According to WENN, Lindsay Lohan has taken a pay cut, getting paid only $75,000, for the chance to play the "edgy" role of a sex-addicted waitress in Florence.
A source tells the magazine, “She just wants to remind people she can act and she’s worth hiring.” [Source]
I know her boobs are huge and she likes to party naked, but lets review her last few movies, shall we?
I Know Who Killed Me: Lindsay’s DUI arrest kept her from being able to promote the movie. With a $12 million dollar budget, it eventually grossed $9 milion at the box office. Went on to set a record eight Golden Rasberry awards, including Worst Film and Worst Actress
Georgia Rule:Middling reviews, less than $20 million in domestic box office
Chapter 27: Still out in theaters. …Things don’t look good.
Bobby: Received a Golden Globe nom for best picture, but earned barely $12 million domestic box office
So basically, every film she’s done in the last two years could generously be called a complete bomb. Is she worth $75,000? You read the part about huge boobs and partying naked, right? By the way, Freckletits playing a nympho is about as edgy as Danny DeVito playing a short guy.
[Thanks to RoboPanda for the tip]



Her next role is a familiar one as well. She’ll be playing the Mariana Trench.
An Abyss sequel?? Awesome!
Should you really get paid to "act" the way you normally live your life? I’m thinking she should be happy with a participation ribbon and be glad someone wants to see her on something other than a grainy cell phone capture, greedy bitch.
I bet she smells like egg salad.
I fuckin’ love The Abyss. It’s kinda like The Shawshank Redemption in that if I happen to come across it while flipping channels, the rest of the world can go to shit, cuz I’m not moving until it’s over.
I betshe smells like tuna salad.Hell, I would take 75000 to fucking act like my self.

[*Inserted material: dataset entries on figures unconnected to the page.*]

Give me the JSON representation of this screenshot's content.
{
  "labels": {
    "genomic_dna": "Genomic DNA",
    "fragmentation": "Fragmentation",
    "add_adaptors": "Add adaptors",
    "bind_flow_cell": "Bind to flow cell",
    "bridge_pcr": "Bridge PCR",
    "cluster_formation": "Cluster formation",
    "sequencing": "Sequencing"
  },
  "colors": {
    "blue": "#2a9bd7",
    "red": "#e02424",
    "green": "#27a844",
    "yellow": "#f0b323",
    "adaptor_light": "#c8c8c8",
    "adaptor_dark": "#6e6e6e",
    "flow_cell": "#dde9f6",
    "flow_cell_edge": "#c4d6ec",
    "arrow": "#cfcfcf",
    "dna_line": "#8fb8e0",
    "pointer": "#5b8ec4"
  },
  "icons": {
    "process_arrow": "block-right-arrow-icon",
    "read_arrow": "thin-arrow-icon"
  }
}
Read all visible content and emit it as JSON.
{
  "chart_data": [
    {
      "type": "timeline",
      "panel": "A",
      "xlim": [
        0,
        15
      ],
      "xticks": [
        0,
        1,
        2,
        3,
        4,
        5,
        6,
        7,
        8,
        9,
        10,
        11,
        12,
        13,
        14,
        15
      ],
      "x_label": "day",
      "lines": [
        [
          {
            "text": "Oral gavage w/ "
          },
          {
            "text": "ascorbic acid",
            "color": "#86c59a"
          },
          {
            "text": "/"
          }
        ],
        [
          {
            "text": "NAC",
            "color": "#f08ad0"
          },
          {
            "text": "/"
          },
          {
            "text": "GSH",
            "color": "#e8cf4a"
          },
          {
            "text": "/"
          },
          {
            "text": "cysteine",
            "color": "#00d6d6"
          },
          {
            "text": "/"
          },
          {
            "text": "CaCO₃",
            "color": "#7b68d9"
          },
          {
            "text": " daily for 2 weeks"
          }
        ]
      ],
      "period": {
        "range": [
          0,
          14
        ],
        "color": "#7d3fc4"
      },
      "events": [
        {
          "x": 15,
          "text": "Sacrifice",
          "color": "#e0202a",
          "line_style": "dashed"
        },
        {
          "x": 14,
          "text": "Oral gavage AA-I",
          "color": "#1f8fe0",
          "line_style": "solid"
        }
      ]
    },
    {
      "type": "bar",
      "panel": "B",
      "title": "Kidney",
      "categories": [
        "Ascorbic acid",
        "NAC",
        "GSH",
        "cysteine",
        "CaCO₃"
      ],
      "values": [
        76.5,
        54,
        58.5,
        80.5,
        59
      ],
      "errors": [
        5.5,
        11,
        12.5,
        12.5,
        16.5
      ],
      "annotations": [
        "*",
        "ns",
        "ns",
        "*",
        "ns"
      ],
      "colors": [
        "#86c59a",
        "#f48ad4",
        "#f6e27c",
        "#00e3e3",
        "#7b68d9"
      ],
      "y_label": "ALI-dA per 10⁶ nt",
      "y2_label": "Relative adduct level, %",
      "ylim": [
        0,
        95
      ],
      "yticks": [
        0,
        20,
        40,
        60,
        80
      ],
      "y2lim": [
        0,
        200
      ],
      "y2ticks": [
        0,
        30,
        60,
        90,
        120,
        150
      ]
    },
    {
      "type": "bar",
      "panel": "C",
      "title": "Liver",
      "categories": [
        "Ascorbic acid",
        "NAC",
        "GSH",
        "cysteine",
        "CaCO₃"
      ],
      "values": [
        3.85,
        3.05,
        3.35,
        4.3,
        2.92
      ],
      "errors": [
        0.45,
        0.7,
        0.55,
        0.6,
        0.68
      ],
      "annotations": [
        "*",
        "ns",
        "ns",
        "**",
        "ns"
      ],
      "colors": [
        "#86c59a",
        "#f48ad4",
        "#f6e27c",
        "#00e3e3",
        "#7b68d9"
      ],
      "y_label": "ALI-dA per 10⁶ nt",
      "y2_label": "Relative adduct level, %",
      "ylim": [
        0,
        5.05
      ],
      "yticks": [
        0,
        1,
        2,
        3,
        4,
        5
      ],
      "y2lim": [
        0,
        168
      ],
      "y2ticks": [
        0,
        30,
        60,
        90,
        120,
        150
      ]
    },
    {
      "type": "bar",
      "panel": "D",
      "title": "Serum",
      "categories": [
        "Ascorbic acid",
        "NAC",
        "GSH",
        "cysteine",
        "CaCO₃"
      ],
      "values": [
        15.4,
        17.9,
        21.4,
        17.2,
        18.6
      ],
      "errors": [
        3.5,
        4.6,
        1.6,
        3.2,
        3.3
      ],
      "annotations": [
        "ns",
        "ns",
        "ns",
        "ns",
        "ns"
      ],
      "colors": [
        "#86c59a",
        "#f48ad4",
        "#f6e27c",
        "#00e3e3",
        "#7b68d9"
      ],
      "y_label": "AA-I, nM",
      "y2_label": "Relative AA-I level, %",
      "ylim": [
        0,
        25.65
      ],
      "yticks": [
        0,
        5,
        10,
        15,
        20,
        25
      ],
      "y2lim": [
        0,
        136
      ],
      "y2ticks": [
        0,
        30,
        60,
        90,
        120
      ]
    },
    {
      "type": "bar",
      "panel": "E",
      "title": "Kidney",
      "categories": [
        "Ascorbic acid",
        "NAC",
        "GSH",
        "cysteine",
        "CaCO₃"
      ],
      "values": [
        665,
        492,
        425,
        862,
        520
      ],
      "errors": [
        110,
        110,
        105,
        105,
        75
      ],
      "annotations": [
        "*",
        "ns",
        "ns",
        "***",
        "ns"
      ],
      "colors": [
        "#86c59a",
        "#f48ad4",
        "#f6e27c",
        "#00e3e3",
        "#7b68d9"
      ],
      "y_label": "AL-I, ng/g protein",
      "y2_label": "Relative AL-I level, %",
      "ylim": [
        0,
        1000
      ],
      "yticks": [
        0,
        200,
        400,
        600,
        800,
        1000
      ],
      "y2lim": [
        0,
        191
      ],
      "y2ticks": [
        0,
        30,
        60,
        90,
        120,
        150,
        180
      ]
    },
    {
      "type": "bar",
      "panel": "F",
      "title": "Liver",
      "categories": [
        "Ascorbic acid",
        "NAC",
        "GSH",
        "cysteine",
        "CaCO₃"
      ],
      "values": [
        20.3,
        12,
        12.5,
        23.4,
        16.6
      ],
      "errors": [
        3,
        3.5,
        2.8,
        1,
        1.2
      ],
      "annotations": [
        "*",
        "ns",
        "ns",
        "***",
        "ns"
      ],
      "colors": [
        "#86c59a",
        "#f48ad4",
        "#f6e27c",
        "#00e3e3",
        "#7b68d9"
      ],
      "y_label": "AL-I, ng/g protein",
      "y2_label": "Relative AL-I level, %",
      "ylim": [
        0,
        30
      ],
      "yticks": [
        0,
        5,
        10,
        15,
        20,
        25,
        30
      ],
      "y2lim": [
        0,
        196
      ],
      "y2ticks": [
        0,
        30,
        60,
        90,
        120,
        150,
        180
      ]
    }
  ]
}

Lance, you better hope that they never make open casting calls for a movie about a bunch of guys (and a select few girls) who sit around all day, shirking work and making BTK jokes.
"Hey Ponch, nice tits!"
Gene Roddenberry never paid Him 75 large to pretend to be a Klingon. :(
I offered Lisa Rinna $7.50 to hang on my wall and sing funny songs when I push a button.
Burnsy-Whatev! I was selling that Billy the Singing Bass at my garage sale for $.75 and you wouldn’t budge from $.50!!!
She looks so sad. Won’t someone give her a cock to suck on and a paycheck. Wait. What?
Fek, that’s because your Billy Bass only sang Enrique Iglesias songs.
Maybe Lance could just get Tyler Perry to play us all in Madea’s Drunk Ass Film House.
Did anyone else watch Terminator 2 last night? You know you did. This is kind of funny –
[beta.filmmakingfrenzy.com];
I remember back when Freaky Friday and then Mean Girls came out. This young redheaded beauty seemed poised to become one of those more squeaky clean middle of the road actresses everyone could spend their days wishing would get naked.
Then the coke and booze hit hard…and here is what we have.
So, basically, what I am saying is thank God for coke and booze.
Hey, I think everybody is sleeping in Over There. We could totally run that piece but let’s not.
Michelle, if you find yourself ever in Nebraska on accident (God knows you wouldn’t come here on purpose), you just earned yourself 2 or 3 minutes of good old fashioned lovin’. That was funny as hell.
for the chance to play the "edgy" role of a sex-addicted waitress in Florence.
She’s been working on her ‘Kiss my grits’ line for months now.
Shame on you guys for not making that connection sooner.
Countdown to porno career begins now:
123:23:44:18…17…16…15…
YAY. I heart luvin.
Great, now they’re going to have to come out with a new after-school special "Just Be Yourself; I Mean, it’s Not Like Anybody is Going to Pay You 75 Grand to Do it, But Still, You Should Probably Be Yourself."
She really strikes me more as a sex crazed Vera. Kissing Flo’s grits maybe.
Put the tiny hat on Linds…PUT IT ON
I think we’re all missing the big picture here. She took a pay cut to $75G. What the fuck does this no talent, slack-jawed, mouth breathing, cum dumpster make per movie regularly? Whatever it is, it’s at least 98% too fuckin much.
New.
The pay cut is because she’d have to cut back on the sex and drugs she would normally be doing to play this role.
She smells like bleach, pancake batter, and fresia…
It’s the Marinara Trench for 4 days out of the month.
Being paid to act like yourself isn’t uncommon. I collect SSDI payments for sitting on my ass and masturbating.